The IDFA Awards for Best Film and Best Editing for polish ‘Trains’

Polish documentary ‘Trains’  directed by Maciej J. Drygas has won the IDFA Award for Best Film in the International Competition. The film also received the IDFA Award for Best Editing in the International Competition which went to Rafał Listopad. 

The Jury statement for IDFA Award for Best Film: 

The jury was unanimous. This is a bold and inventive use of archive. The film shows us routes to the positive and negative consequences of modern industrial innovation. It harnesses the magic of cinema and as an audience we are haunted by our present historical time, even while we bear witness to the past. The IDFA Award for Best Film goes to Trains by Maciej J. Drygas.

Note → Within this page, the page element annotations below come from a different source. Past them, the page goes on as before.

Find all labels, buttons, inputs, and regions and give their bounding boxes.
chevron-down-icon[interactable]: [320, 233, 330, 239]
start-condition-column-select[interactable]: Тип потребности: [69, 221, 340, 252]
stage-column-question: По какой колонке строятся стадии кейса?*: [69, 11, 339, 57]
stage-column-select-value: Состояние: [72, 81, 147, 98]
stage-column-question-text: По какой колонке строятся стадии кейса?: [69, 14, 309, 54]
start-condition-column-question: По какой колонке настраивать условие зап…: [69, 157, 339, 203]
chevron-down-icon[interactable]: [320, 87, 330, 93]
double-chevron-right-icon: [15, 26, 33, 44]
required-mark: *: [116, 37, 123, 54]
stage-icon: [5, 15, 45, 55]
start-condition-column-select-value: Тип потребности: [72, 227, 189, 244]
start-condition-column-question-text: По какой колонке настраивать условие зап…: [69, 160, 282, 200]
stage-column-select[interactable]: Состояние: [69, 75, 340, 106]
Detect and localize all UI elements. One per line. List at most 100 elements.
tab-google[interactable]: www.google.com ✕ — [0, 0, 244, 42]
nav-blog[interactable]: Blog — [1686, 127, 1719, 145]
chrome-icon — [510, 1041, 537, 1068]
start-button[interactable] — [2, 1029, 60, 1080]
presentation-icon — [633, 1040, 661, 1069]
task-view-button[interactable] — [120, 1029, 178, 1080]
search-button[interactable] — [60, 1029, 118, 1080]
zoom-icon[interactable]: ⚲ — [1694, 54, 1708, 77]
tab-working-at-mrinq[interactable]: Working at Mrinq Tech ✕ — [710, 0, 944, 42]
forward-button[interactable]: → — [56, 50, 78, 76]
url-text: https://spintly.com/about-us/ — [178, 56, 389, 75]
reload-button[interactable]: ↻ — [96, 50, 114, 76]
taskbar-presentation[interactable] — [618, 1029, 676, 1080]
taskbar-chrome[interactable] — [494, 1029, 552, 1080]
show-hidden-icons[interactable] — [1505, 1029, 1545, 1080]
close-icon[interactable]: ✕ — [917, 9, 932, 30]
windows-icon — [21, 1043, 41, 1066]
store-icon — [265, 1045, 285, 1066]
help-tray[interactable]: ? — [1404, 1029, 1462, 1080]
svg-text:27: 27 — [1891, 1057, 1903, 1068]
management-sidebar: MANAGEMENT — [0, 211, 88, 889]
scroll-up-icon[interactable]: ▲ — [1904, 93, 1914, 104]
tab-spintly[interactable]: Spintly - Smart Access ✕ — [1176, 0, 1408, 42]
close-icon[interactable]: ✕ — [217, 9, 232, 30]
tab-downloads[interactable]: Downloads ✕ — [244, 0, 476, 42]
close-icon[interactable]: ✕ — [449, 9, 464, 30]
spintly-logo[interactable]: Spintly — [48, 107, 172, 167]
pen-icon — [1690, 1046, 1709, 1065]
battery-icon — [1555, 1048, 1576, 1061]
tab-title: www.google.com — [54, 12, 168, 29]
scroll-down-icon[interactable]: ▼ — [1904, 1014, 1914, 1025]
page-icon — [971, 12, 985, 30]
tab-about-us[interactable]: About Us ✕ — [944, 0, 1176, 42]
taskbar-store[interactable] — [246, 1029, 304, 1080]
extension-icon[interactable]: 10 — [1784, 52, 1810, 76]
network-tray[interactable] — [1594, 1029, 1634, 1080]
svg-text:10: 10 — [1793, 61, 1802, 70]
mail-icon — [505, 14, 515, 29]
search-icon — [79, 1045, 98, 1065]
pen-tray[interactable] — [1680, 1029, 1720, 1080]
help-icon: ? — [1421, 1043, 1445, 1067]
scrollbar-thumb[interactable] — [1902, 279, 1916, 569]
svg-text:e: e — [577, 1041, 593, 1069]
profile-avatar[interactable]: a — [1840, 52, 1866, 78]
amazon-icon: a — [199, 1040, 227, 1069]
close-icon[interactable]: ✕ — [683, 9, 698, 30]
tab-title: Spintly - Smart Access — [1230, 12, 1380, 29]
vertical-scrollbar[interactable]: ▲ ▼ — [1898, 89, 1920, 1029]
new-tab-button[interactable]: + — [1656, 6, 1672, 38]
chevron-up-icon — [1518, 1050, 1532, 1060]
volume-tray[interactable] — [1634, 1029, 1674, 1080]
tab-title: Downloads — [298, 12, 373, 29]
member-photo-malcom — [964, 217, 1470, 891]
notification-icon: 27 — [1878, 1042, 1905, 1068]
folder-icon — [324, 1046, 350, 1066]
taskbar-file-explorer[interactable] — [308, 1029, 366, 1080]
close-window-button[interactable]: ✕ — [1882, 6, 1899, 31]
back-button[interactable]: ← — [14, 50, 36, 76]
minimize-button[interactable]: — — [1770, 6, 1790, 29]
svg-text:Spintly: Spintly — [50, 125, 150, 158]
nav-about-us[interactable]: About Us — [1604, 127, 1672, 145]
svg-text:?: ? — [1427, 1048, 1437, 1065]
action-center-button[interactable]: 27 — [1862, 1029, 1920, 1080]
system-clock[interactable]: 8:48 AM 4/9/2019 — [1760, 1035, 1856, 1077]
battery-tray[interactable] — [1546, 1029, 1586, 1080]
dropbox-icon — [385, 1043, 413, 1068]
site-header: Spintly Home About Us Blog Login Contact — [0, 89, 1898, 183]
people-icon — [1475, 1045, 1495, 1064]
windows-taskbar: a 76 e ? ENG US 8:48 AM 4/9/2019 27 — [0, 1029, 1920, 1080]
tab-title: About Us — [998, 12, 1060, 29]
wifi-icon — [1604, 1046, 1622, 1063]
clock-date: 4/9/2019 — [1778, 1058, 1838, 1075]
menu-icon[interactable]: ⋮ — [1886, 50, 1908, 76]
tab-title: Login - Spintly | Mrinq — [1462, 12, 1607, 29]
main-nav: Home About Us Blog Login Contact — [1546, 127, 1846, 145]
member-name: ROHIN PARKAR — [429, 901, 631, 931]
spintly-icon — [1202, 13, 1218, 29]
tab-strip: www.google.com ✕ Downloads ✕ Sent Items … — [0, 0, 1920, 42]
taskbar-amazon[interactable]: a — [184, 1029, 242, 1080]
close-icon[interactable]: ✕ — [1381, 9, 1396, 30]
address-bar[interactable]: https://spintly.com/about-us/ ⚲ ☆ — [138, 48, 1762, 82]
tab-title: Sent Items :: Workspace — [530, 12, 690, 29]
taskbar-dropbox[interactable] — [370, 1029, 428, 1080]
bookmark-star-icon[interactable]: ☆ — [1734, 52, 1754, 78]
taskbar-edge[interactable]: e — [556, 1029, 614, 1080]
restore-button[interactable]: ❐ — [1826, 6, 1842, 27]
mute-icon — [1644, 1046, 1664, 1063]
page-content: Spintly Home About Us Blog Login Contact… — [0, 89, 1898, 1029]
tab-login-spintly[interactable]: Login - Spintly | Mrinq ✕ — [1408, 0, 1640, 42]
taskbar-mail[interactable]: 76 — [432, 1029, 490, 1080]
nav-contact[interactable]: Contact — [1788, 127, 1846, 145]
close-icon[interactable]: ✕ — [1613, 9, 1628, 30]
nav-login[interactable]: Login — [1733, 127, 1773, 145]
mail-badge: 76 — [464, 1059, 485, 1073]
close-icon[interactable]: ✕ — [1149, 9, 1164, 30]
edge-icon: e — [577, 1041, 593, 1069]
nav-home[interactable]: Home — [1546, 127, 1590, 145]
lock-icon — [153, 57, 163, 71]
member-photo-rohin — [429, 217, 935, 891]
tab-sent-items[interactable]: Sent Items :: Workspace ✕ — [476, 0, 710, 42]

The Jury statement for the IDFA Award for Best Editing: 

This film was masterfully edited. Both image and sound took us on a journey moving seamlessly through time. The film confronts us with history both subtly and with exacting precision and without a single word of dialogue. The IDFA Award for Best Editing goes to Trains by Maciej J. Drygas.”

Synopsis

Trains opens with a quote from Franz Kafka: “There is plenty of hope. An infinite amount of hope. But not for us.” These words hang like a dark cloud over this found footage documentary, which creates a collective portrait of people in 20th century Europe, capturing their hopes, desires, dramas, and tragedies.
Powerful scenes showing steam locomotives and railroad cars being assembled feel like a celebration of human ingenuity and labor. People dressed in festive attire embark on a rail journey. But these cheerful scenes soon make way for military transport: soldiers being deployed to the frontlines—quickly followed by civilians evacuating, a procession of ragged prisoners-of-war, and amputee soldiers. 
Times change, the pattern repeats. The archival material in this wordless film evokes an inevitable cycle of delight and destruction, beauty and bitterness. The image of a tangle of railroad tracks and switches raises the inevitable question: Which route will humanity choose?